Optical Character Recognition (OCR) technology is used to convert images of letters or characters found in a document into machine-readable text. The Java and .NET interfaces for the Adobe PDF Library include an OCR utility that can read a PDF document, recognize text found within images in that document, and then save that text to a new PDF export file. The text from an image is attached to the corresponding image.
When using OCR to extract text from images in a PDF document, the text found in each image is added to the PDF output file, underneath the images themselves. The original images are preserved in the PDF output document. This process is called text underlayment. If a user opens the PDF output document in a viewer like Adobe Acrobat or Reader, the PDF looks the same as before, but the user can select the text in each image. The text can also be extracted from the PDF document.

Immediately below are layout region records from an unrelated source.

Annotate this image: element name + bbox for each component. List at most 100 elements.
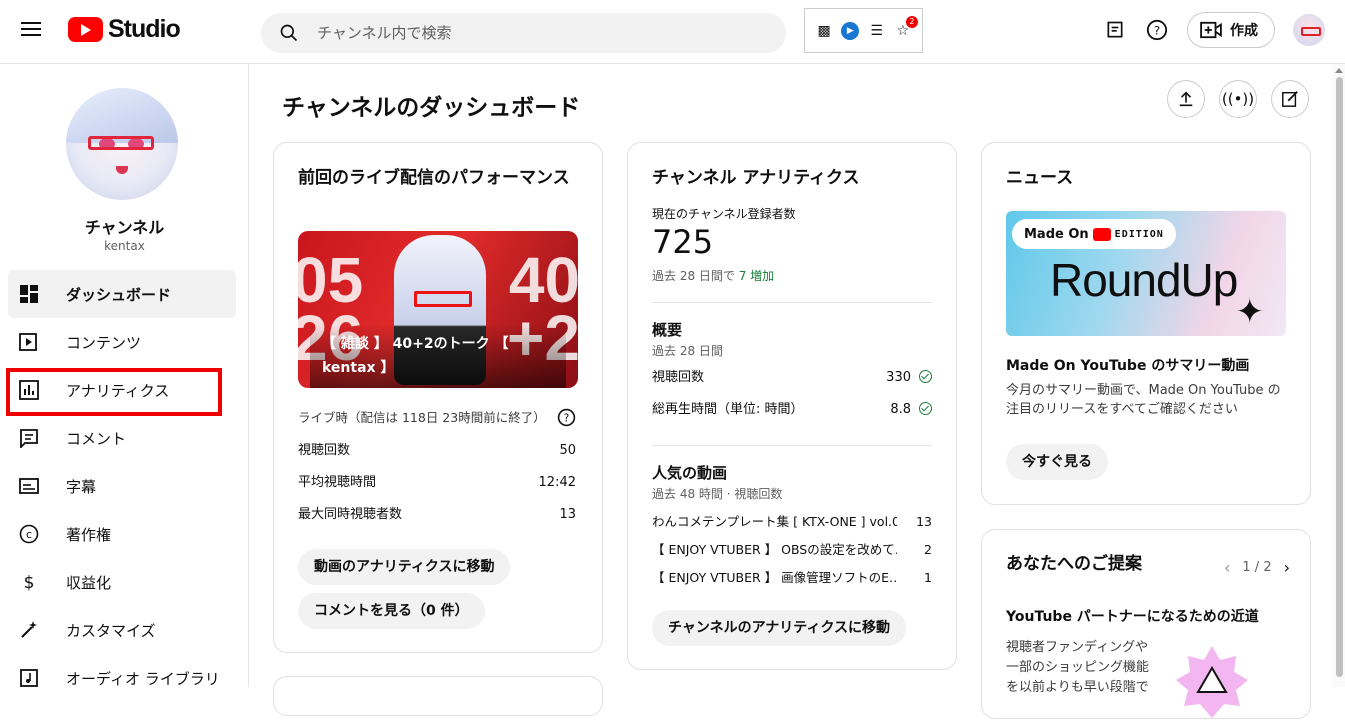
sidebar-item-copyright[interactable]: c 著作権 <box>8 510 236 558</box>
suggestion-headline: YouTube パートナーになるための近道 <box>1006 609 1259 625</box>
sidebar-item-label: 収益化 <box>66 573 112 592</box>
title-actions: ((•)) <box>1167 80 1309 118</box>
create-post-button[interactable] <box>1271 80 1309 118</box>
search-input[interactable] <box>317 24 757 42</box>
summary-value: 330 <box>886 370 911 385</box>
sidebar-item-content[interactable]: コンテンツ <box>8 318 236 366</box>
stat-value: 12:42 <box>538 475 576 490</box>
live-thumbnail[interactable]: 05 26 40 +2 【 雑談 】 40+2のトーク 【 kentax 】 <box>298 231 578 388</box>
sidebar: チャンネル kentax ダッシュボード コンテンツ アナリティクス コメント … <box>0 64 249 688</box>
edit-icon <box>1282 91 1298 107</box>
trophy-extension-icon[interactable]: ☆ 2 <box>894 15 918 40</box>
page-title: チャンネルのダッシュボード <box>282 95 581 121</box>
sidebar-item-label: 著作権 <box>66 525 112 544</box>
sidebar-item-subtitles[interactable]: 字幕 <box>8 462 236 510</box>
top-bar: Studio ▩ ▶ ☰ ☆2 ? 作成 <box>0 0 1345 64</box>
suggestions-card: あなたへのご提案 ‹ 1 / 2 › YouTube パートナーになるための近道… <box>981 529 1311 719</box>
sidebar-item-analytics[interactable]: アナリティクス <box>8 366 236 414</box>
popular-video-row[interactable]: 【 ENJOY VTUBER 】 OBSの設定を改めて… 2 <box>652 542 932 558</box>
stat-row: 平均視聴時間 12:42 <box>298 475 576 491</box>
sidebar-item-dashboard[interactable]: ダッシュボード <box>8 270 236 318</box>
youtube-logo-icon <box>68 17 103 42</box>
news-headline: Made On YouTube のサマリー動画 <box>1006 358 1250 374</box>
comment-icon <box>18 427 40 449</box>
go-live-button[interactable]: ((•)) <box>1219 80 1257 118</box>
account-avatar[interactable] <box>1293 14 1325 46</box>
popular-video-row[interactable]: わんコメテンプレート集 [ KTX-ONE ] vol.01 13 <box>652 514 932 530</box>
search-icon <box>280 24 298 42</box>
analytics-icon <box>18 379 40 401</box>
subscribers-count: 725 <box>652 223 714 261</box>
watch-now-button[interactable]: 今すぐ見る <box>1006 444 1108 480</box>
header-actions: ? 作成 <box>1103 12 1325 48</box>
subscribers-change: 7 増加 <box>738 269 775 283</box>
svg-text:c: c <box>26 528 32 541</box>
sidebar-item-monetization[interactable]: $ 収益化 <box>8 558 236 606</box>
copyright-icon: c <box>18 523 40 545</box>
summary-label: 総再生時間（単位: 時間） <box>652 402 804 417</box>
live-status: ライブ時（配信は 118日 23時間前に終了） <box>298 409 546 425</box>
popular-video-row[interactable]: 【 ENJOY VTUBER 】 画像管理ソフトのE… 1 <box>652 570 932 586</box>
chevron-left-icon[interactable]: ‹ <box>1224 558 1230 577</box>
sidebar-item-label: アナリティクス <box>66 381 170 400</box>
extension-toolbar: ▩ ▶ ☰ ☆ 2 <box>804 8 923 53</box>
help-icon[interactable]: ? <box>557 408 576 427</box>
studio-logo[interactable]: Studio <box>68 15 181 44</box>
card-title: あなたへのご提案 <box>1006 554 1142 574</box>
chart-extension-icon[interactable]: ▩ <box>815 22 833 40</box>
live-performance-card: 前回のライブ配信のパフォーマンス 05 26 40 +2 【 雑談 】 40+2… <box>273 142 603 653</box>
scrollbar[interactable] <box>1333 64 1345 687</box>
news-image[interactable]: Made On EDITION RoundUp ✦ <box>1006 211 1286 336</box>
card-title: ニュース <box>1006 168 1074 188</box>
create-label: 作成 <box>1230 23 1258 39</box>
popular-video-views: 2 <box>924 542 932 557</box>
news-description: 今月のサマリー動画で、Made On YouTube の注目のリリースをすべてご… <box>1006 383 1281 417</box>
dollar-icon: $ <box>18 571 40 593</box>
sidebar-item-audio-library[interactable]: オーディオ ライブラリ <box>8 654 236 702</box>
popular-video-views: 13 <box>916 514 932 529</box>
news-card: ニュース Made On EDITION RoundUp ✦ Made On Y… <box>981 142 1311 505</box>
menu-icon[interactable] <box>18 18 44 44</box>
made-on-text: Made On <box>1024 226 1089 242</box>
pager-text: 1 / 2 <box>1242 560 1272 575</box>
channel-handle: kentax <box>104 239 145 253</box>
popular-title: 人気の動画 <box>652 464 728 482</box>
list-extension-icon[interactable]: ☰ <box>868 22 886 40</box>
sidebar-item-label: ダッシュボード <box>66 285 172 304</box>
card-title: 前回のライブ配信のパフォーマンス <box>298 168 570 188</box>
add-video-icon <box>1200 21 1222 39</box>
suggestion-badge-icon <box>1172 642 1252 722</box>
sidebar-item-comments[interactable]: コメント <box>8 414 236 462</box>
create-button[interactable]: 作成 <box>1187 12 1275 48</box>
help-icon[interactable]: ? <box>1145 18 1169 42</box>
magic-wand-icon <box>18 619 40 641</box>
popular-period: 過去 48 時間 · 視聴回数 <box>652 487 783 501</box>
summary-title: 概要 <box>652 321 683 339</box>
upload-button[interactable] <box>1167 80 1205 118</box>
blue-extension-icon[interactable]: ▶ <box>841 21 860 40</box>
next-card-stub <box>273 676 603 716</box>
stat-row: 最大同時視聴者数 13 <box>298 507 576 523</box>
studio-logo-text: Studio <box>108 15 181 43</box>
chevron-right-icon[interactable]: › <box>1284 558 1290 577</box>
video-analytics-button[interactable]: 動画のアナリティクスに移動 <box>298 549 511 585</box>
stat-label: 平均視聴時間 <box>298 475 377 490</box>
stat-row: 視聴回数 50 <box>298 443 576 459</box>
summary-row: 総再生時間（単位: 時間） 8.8 <box>652 402 932 418</box>
channel-analytics-button[interactable]: チャンネルのアナリティクスに移動 <box>652 610 907 646</box>
subscribers-change-row: 過去 28 日間で 7 増加 <box>652 267 774 284</box>
made-on-tag: Made On EDITION <box>1012 219 1176 249</box>
channel-avatar[interactable] <box>66 88 178 200</box>
feedback-icon[interactable] <box>1103 18 1127 42</box>
upload-icon <box>1179 91 1193 107</box>
summary-label: 視聴回数 <box>652 370 705 385</box>
popular-video-title: 【 ENJOY VTUBER 】 画像管理ソフトのE… <box>652 570 897 585</box>
view-comments-button[interactable]: コメントを見る（0 件） <box>298 593 485 629</box>
edition-text: EDITION <box>1114 228 1164 240</box>
sidebar-item-customize[interactable]: カスタマイズ <box>8 606 236 654</box>
stat-value: 13 <box>559 507 576 522</box>
subscribers-change-prefix: 過去 28 日間で <box>652 269 735 283</box>
sidebar-item-label: コメント <box>66 429 127 448</box>
svg-text:$: $ <box>24 573 35 592</box>
search-bar[interactable] <box>261 13 786 53</box>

The sample uses a JPG image called “text_as_image.jpg” as the input file, and then processes this image with the Optical Recognition engine. The JPG input file features about 450 words from the text of an ancient speech. After the text is extracted from the image, the program places the image and the text drawn from that image in a PDF output document.
This sample uses a PDF document called “scanned_images.pdf” as the input file for OCR processing. This PDF features two pages, with a single graphic image on each page. The sample first identifies the image files contained in the PDF document and then processes each image with the Optical Recognition engine. The program places each of the images in the PDF output file, and adds the text for each image under that image in the output file.